THE story of Charlie Gard, who died last month, aged 11 months, is a tragedy (News, Paul Vallely, 28 July). It is a personal tragedy for Charlie’s parents, Chris Gard and Connie Yates, who have lived their worst nightmare. It is a tragic story of loss that many readers of this newspaper will have faced, either themselves or in their communities, or as clergy supporting the bereaved in the face of the most heartrending infant death.
But the story of Charlie Gard is also a parable of our age, weaving together three major themes that are reshaping our lives in dramatic ways: the loss of trust in institutions, the false promise of the market, and the extraordinary power of new media.
It has become a cliché to say that institutional trust is in crisis and that people no longer want to listen to experts. The EU referendum was the watershed for a large section of the public to say that they did not have confidence in the systems that organised their lives. The judiciary, who have been in the firing line in this case, were already branded the “enemies of the people” for requiring Parliament (another discredited institution) to vote on Brexit.
But this story has taken us to new depths of mistrust in public servants. Nigel Lawson once described the NHS as the closest thing the British have to a religion, and it was actual staff members from Great Ormond Street Hospital (GOSH) that Danny Boyle recruited to star in his Olympics Opening Ceremony in 2012, pushing bouncing children on hospital beds. But these same heroes have now been recast as villains, accused not of keeping Charlie alive but of being responsible for his death.
Lest the parallels with Brexit seem too contrived, we should note that Charlie’s parents’ spokesman, Alasdair Seton-Marsden, was the UKIP candidate for Chelsea and Fulham in this year’s General Election, and Nigel Farage recently told Fox News that he was “the only political figure in the UK who has been supporting those parents. . . And yet the establishment here has put up the shutters and said, no, turn off the life-support machine.”
SO, IF the parents of a very sick child cannot trust the judgements of experts in the medical establishment, to who else can they turn? An American doctor, Professor Michio Hirano, claimed that the experimental therapy that he was developing could offer Charlie some chance of improvement (a 10 per cent chance, we subsequently learned). GOSH accused him of retaining “a financial interest in some of the NBT compounds he proposed prescribing for Charlie”. Dr Hirano has denied that this is the case.
Nevertheless, in the marketised American health system, the interests of the patient is never the only interest at stake. There is commercial interest, and the hope sold to Charlie’s parents was the promise of the market that claims to empower us as consumers but has no interest in caring for us or managing our expectations.
This is the same delusion that underpins the false promise of the market in addressing so many wider social ills: the promise that a system of carbon trading can create a market mechanism for addressing climate change, the promise that free markets reduce poverty because a rising tide floats all boats, when all the evidence points to the contrary. Hope springs eternal when there are new commodities to be sold.
None of this would have been possible without the extraordinary capacities of new media to disseminate the campaign and win recruits for “Charlie’s Army” of supporters. Without even contacting Charlie’s parents, the right-wing campaigning website CitizenGo set up what has proved its most successful ever petition. Charlie’s case was designated a “global priority”: it was translated into seven languages on their site and gained particular traction in the US.
Open Democracy reports that, of the 127,000 tweets in English about Charlie over the last three-month period, only 10 per cent were from Twitter users in the UK, compared with 60 per cent from the United States — including, of course, President Trump.
IN THIS populist backlash against institutions, governments, elites, experts, and “the establishment”, Christian campaigners for the right to life have been prominent. And yet, I am sure that I am not the only Christian to feel that theological understandings of life and care, dignity, and death have been grossly distorted.
Through the promise of the market, the Christian understanding of the sanctity of the human person (which makes, for example, assisted dying unacceptable) is being redefined as the pursuit of medical/technological fantasies of the almost infinite deferral of death.
It is, ironically, a fusion of capitalist ideology with a reductionist human-rights discourse of the most secular kind.

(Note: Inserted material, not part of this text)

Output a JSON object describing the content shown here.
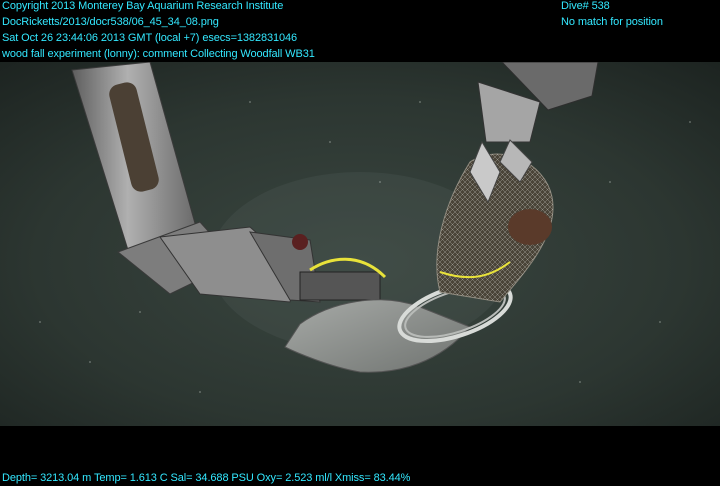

To accept painful but realistic medical judgements about the limits of treatment is not to be murdered by the State. It is, as most pastors know, the beginning of an acceptance of mortality that opens us to the supreme truth that all life begins and ends in God.
It is this belief that enables us to find some meaning and hope in the tragic story of Charlie Gard. And, as our world convulses through the dramatic transitions of institutions, markets, and new global media, perhaps the meaning of this whole parable is that we need to reconnect with what it means for our society to begin and end in God.
We need institutions that we can trust, because they live out a vocational purpose for the common good. We need markets that enable human flourishing, not peddle false hope for profit. And we need media that draw polarised people together, rather than feeding the anger and division of our times.
Canon James Walters is Chaplain to the London School of Economics and director of the LSE Faith Centre.